Marion’un kurduğu çerçeveden bakınca, kendi ayaklarının üzerinde duran ve tek başına yaşamayı tercih eden 35 yaş üstü bir kadının yalnızlığı, toplumsal beklentilerden bağımsız bir özgürlük ve içsel denge arayışı olarak yorumlanabilir. Woodman’a göre, bu tür bir yaşam tarzı seçimi, kadının kendi içsel eril enerjisini keşfetme ve bu enerjiyi sağlıklı bir şekilde entegre etme çabasıyla ilişkili.
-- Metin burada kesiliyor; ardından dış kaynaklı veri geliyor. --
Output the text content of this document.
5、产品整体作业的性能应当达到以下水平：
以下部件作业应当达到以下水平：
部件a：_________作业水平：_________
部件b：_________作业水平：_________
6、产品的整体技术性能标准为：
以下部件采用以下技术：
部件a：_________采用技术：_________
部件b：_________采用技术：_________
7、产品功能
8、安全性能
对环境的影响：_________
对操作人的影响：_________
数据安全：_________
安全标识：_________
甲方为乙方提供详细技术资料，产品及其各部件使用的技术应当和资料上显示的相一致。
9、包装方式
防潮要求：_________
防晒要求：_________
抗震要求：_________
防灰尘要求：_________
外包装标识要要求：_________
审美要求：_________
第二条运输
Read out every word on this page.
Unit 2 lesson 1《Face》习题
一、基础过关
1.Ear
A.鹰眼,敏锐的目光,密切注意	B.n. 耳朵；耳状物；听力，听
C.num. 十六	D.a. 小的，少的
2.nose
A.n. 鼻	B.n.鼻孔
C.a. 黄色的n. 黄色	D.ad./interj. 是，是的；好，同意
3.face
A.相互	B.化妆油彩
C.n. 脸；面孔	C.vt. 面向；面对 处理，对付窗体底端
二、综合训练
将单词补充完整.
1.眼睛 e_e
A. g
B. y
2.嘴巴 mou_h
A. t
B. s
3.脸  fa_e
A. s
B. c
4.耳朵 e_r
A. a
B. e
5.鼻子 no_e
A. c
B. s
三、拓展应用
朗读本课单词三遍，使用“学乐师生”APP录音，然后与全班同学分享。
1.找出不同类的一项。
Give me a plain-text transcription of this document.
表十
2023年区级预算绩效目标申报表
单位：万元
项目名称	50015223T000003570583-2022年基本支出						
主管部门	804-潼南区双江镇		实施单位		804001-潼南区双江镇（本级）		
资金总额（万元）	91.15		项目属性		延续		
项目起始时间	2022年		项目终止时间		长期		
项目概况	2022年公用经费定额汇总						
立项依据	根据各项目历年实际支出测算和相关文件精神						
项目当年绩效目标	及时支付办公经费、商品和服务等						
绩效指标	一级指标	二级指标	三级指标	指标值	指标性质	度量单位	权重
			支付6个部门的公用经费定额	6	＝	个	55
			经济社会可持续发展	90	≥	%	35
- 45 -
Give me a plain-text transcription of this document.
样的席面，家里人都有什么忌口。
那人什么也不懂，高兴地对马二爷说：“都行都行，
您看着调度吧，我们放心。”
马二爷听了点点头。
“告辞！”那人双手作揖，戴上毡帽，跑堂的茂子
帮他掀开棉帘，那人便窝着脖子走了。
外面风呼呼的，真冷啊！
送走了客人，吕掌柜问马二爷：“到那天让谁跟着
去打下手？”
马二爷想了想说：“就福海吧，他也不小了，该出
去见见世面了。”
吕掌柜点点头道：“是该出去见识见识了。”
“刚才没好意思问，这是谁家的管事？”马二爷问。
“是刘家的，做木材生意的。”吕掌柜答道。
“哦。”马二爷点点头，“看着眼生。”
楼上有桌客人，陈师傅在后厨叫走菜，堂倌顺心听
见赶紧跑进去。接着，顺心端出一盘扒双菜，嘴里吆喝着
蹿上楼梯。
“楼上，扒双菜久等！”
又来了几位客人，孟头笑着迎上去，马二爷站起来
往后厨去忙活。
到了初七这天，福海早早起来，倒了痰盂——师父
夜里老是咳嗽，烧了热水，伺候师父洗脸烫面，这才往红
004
Yalnızlık bir yandan eril ve dişil enerjiler arasındaki içsel dengeyi onarırken, diğer yandan ve bu yolla kadının kendine yeterli ve özgür hissetmesine olanak tanıyor. Böyle bir bağımsızlık, daha doğrusu otonomi/özerklik ilişkilerini daha sağlıklı dinamikler üzerine kurması için zemin hazırlıyor. Çünkü otonomlaşma ölçüsünde birey, diğerlerine duyduğu ihtiyaçlarından ziyade, arzularına ve özlemlerine göre hareket edebiliyor. Woodman kadınların bağımsızlık ve eşitlik mücadelesinin sadece kendi yaşamlarını değil, toplumsal cinsiyet dinamiklerini de dönüştürdüğüne dikkat çekiyor. Bu mücadele yalnız kadınların değil, erkeklerin de hem bireysel hem de kolektif düzeyde daha otantik ve sağlıklı bir yaşam biçimi kurmaları için gereken enerjinin de kaynağı.